Ihre Lehre war geprägt von einer einzigartigen Mischung aus Strenge und Mitgefühl. Sie forderte viel, aber sie forderte nie etwas, das sie nicht selbst in höchstem Maße lebte: Genauigkeit, Hingabe, Wahrhaftigkeit. Studierende, die das Glück hatten, bei ihr zu lernen, berichten immer wieder von einer Erfahrung, die weit über das Handwerk des Komponierens hinausging. Sie lehrte das Hören als eine ethische Praxis – als die Fähigkeit, aufrichtig zuzuhören, dem Anderen im Klang zu begegnen und in der Musik die Verantwortung für das eigene Tun zu erkennen.
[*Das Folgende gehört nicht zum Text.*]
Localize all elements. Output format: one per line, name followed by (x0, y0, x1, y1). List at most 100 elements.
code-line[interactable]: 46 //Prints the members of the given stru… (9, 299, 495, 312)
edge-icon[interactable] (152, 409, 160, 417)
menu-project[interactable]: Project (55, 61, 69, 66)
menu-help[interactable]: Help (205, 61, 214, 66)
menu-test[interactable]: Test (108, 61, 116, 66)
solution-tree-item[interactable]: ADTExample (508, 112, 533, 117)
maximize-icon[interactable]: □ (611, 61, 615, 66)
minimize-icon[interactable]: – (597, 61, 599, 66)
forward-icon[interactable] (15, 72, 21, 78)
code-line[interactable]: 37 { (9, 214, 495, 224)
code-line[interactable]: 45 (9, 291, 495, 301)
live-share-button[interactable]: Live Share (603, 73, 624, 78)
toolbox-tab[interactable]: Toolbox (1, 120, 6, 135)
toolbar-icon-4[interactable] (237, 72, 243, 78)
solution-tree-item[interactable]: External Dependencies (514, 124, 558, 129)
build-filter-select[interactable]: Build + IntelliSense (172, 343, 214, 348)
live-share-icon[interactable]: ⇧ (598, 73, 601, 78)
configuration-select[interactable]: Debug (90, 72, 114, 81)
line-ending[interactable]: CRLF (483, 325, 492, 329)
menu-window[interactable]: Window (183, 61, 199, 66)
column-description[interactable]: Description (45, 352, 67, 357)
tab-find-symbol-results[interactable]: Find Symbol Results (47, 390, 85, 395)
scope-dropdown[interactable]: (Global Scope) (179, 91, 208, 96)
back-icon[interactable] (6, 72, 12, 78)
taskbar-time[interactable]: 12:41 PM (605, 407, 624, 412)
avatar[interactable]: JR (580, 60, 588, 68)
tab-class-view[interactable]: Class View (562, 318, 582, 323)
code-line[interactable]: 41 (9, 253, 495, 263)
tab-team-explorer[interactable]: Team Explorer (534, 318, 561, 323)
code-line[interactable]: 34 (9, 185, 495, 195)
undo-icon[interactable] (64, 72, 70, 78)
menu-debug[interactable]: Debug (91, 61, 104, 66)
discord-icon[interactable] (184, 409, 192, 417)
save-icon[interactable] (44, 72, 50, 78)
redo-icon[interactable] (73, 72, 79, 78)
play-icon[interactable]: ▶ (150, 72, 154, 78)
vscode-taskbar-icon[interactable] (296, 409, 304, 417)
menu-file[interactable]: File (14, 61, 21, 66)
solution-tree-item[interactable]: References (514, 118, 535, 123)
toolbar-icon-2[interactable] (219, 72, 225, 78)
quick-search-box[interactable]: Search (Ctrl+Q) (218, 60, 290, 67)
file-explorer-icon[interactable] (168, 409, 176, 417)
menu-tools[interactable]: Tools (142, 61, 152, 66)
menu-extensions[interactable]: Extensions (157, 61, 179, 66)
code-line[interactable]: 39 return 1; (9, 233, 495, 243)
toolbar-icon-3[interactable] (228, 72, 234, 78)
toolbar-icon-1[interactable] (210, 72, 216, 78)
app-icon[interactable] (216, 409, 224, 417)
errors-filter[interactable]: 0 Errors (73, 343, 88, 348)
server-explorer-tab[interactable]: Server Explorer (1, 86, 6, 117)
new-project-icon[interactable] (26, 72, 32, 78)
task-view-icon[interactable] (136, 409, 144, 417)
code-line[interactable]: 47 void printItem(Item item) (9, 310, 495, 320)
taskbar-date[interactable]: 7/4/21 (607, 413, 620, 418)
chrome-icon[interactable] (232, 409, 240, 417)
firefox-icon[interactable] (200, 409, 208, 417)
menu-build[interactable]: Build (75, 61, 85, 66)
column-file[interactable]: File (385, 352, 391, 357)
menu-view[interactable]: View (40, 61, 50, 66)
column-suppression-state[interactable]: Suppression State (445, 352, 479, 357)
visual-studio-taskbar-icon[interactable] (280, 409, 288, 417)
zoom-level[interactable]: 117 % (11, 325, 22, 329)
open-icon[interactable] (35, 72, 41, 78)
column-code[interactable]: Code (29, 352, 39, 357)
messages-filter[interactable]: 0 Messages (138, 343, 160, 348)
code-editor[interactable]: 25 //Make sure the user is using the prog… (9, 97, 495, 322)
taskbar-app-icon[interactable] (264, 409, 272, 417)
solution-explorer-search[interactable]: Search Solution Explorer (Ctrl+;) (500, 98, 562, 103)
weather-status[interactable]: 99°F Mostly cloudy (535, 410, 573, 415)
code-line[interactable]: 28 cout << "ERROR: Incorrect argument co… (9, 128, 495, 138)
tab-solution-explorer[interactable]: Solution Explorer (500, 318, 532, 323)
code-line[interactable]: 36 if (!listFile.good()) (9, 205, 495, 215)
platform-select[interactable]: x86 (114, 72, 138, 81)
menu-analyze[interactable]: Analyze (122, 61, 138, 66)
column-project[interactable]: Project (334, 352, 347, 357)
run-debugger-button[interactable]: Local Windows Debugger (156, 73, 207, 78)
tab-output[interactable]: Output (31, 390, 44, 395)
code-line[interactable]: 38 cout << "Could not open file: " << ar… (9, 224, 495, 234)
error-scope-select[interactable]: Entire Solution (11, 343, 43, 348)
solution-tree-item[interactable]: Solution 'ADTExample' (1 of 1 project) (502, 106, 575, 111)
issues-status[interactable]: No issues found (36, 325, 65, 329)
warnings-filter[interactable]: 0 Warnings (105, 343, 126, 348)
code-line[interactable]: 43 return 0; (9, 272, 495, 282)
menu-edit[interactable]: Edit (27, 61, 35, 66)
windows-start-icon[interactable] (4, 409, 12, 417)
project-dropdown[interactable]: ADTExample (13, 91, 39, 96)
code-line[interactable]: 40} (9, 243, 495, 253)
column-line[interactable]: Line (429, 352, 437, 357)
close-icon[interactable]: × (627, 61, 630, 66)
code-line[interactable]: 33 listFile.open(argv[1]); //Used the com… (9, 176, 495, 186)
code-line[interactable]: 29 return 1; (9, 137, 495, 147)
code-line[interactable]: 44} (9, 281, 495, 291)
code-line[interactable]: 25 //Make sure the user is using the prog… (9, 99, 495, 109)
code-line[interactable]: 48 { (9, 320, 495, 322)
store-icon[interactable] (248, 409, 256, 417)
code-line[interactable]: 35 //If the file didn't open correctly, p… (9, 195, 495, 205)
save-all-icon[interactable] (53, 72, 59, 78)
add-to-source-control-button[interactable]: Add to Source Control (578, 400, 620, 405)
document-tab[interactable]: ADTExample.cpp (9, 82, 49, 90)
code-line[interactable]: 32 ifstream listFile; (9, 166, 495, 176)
So wurde Younghi Pagh-Paan nicht nur zu einer künstlerischen Leitfigur, sondern auch zu einer moralischen Instanz innerhalb der Hochschule. Ihr Wirken hat die HfK Bremen tief geprägt und weit über die Region hinaus bekannt gemacht. Viele ihrer ehemaligen Studierenden sind heute selbst prägende Stimmen der internationalen Musikszene – ein Zeugnis der nachhaltigen Kraft ihrer Lehre.
Neben ihrem pädagogischen Wirken steht ihr bedeutendes kompositorisches Schaffen, das seit Jahrzehnten auf den großen Bühnen der Welt präsent ist – bei den Donaueschinger Musiktagen, den Wittener Tagen für neue Kammermusik, bei Festivals in Berlin, Paris, Wien, Seoul und anderswo. Ihre Musik wird geschätzt wegen ihrer Unbedingtheit, ihrer Konzentration, ihrer spirituellen Tiefe. Sie ist nie gefällig, nie vordergründig laut – und doch von einer Eindringlichkeit, die niemanden unberührt lässt.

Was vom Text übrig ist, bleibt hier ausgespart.